ARAŞTIRMA SONUÇLARI YAZ SONU ORTAYA ÇIKACAK
Kanser hastalarında Kovid aşılama vakitlerinin kemoterapi yahut sistemik tedavilerine nazaran ayarlandığını ve aşılamanın iki tedavi ortasında denk getirerek yapıldığını anlatan Prof. Dr. Gümüş, “Kovid nitekim çok önemli bir sıhhat sorunu. O nedenle ne vakit bulursak, hangi aşıyı bulursak olmamız gerekiyor. Kanser hastalarımızın birden fazla 65 yaş üzeri ve risk kümesi olduğu için aşılandı esasen. Bu çalışma ile aşıların kanser hastalarındaki aktifliğinin yanı sıra yan tesirlerine dair de net sonuçlar elde edeceğiz. Çalışmayı hem Sıhhat Bakanlığı hem de etik kurallardan gerekli müsaadeleri alarak başlattık. Türkiye çapında 25’in üzerinde merkez yer alıyor. 1500 gönüllümüz var, bunların yarısı sağlıklı şahıslar, yarısı da kanser hastalarımızdan oluşuyor. Aşı hakikaten faal mi, kanser hastalarının aşılandıktan sonraki 6 aylık müddette Kovid geçirme oranlarını ölçmek istiyoruz. Bu ortada da hem birinci hem ikinci doz sonrası yaşanan yan tesirleri de kayıt altına alıyoruz. Şimdiye kadar günlük pratiğimizde de hastalarımızın çoğunda ciddi bir yan etki ile karşılaşmadık. Genel toplumdan farklı bir tablo beklemiyoruz da bu konuda.
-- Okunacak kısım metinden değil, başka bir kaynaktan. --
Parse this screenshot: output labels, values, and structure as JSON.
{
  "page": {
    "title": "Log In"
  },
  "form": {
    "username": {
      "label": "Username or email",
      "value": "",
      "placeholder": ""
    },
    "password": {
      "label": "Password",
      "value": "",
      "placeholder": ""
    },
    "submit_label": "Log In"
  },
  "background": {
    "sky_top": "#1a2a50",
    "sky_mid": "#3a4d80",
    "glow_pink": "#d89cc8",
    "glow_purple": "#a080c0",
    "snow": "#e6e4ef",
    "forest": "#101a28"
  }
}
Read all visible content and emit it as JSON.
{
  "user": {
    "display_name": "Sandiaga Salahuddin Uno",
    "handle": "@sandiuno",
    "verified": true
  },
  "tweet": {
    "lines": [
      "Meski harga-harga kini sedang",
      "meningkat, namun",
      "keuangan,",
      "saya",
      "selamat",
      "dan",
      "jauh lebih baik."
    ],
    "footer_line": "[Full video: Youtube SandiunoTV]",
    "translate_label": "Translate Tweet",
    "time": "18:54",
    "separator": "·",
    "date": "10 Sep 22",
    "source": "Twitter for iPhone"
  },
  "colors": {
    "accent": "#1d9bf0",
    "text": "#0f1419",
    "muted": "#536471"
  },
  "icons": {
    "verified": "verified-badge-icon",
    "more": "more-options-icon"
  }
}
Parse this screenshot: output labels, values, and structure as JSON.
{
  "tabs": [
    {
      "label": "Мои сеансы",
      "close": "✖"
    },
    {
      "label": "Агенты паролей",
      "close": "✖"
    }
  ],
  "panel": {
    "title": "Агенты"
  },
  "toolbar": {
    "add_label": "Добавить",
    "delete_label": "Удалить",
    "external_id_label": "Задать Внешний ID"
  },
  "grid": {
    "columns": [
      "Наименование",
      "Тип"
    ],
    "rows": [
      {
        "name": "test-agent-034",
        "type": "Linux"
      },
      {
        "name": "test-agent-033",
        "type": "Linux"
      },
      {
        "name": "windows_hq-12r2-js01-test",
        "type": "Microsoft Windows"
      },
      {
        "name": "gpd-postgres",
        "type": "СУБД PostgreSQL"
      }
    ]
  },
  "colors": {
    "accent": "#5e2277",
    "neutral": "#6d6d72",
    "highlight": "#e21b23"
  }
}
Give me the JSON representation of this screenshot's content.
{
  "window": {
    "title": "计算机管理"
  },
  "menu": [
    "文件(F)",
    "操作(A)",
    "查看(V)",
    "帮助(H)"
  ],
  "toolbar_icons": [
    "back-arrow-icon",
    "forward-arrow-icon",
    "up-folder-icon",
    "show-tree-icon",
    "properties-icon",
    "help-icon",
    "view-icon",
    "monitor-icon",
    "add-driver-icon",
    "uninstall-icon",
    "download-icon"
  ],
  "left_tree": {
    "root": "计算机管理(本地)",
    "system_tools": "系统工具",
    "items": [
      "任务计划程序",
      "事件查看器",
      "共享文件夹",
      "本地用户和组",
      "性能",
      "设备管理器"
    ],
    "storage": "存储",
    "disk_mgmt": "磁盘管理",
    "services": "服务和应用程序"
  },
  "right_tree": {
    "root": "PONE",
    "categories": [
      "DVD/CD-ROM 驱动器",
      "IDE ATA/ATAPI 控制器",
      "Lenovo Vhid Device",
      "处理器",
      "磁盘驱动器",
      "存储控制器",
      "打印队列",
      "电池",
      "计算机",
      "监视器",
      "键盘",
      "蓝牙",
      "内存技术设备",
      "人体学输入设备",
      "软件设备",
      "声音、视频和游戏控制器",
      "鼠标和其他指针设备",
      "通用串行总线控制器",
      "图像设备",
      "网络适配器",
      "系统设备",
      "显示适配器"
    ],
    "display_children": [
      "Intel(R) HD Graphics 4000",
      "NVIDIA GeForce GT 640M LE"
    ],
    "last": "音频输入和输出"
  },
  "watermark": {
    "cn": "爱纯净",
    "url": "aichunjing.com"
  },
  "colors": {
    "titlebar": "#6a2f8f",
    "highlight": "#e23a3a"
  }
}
Ama yaz sonuna doğru bitecek bu çalışmanın sonuçları da bize daha objektif bilgiler verecekö şeklinde konuştu.
SİNOVAC İLE YAPILAN ÇALIŞMA mRNA AŞILARI İÇİN DE YAPILACAK
Başlangıçta yoğun olarak Sinovac aşıları kullanıldığı için ilk etapta bu aşıyla ilgili verileri elde edeceklerini anlatan Prof. Dr. Gümüş, şu bilgileri vererek sözlerini sürdürdü: “Daha sonraki çalışmalarımızda, diğer yöntemlerle üretilen aşıları da ekleyelim istiyoruz. Aşılamaların ardından klinik olarak grip ve zatürre aşılarında gördüğümüz yan etki profilinden çok farklı bir tablo ile karşılaşmadık. Hastalarımızın çoğu 65 yaş üzeri hastalar zaten. Doğrusu aşı nedeniyle tedaviyi aksatan ya da hastanede yatmayı gerektiren ciddi bir yan etki neredeyse hiç yaşamadık. Kanser hastalarının aşılanma noktasında sağlıklı insanlardan çok farklı olmadığını düşünüyoruz. Aşıların birebir karşılaştırılması ile ilgili yapılmış çok büyük çaplı çalışmalar henüz yok. Bunlar zaman içerisinde elde edilecek. Sinovac, mRNA aşısı ya da diğer aşı türleri ile ilgili karşılaştırmaları zamanla göreceğiz. Her iki aşı çeşidinde de ya da farklı aşı türlerinde oluşan antikorların (kanser hastalarını) ne düzeyde koruduğuna yönelik geniş çaplı çalışmalar da henüz yok. Ama buradaki deneyimler arttıkça rapel dediğimiz belirli aralıklarla aşıların tekrarlanması gündeme gelecek gibi görünüyor. Onun için Kovid dönemi bitti, aşı çalışmalarını bir kenara bırakalım dememek lazım. Ulusal anlamda da bunu önemsiyorum. Bu belki uzun yıllar bizim için Hepatit aşısı gibi ya da başka aşılar gibi gerekli olacak gibi duruyor. O nedenle de ülkemizde yürütülen aşı çalışmalarını yürekten desteklemek gerekiyor. Çünkü daha uzun vadeli bir süreçte bize gerekli olacak bu aşılar.”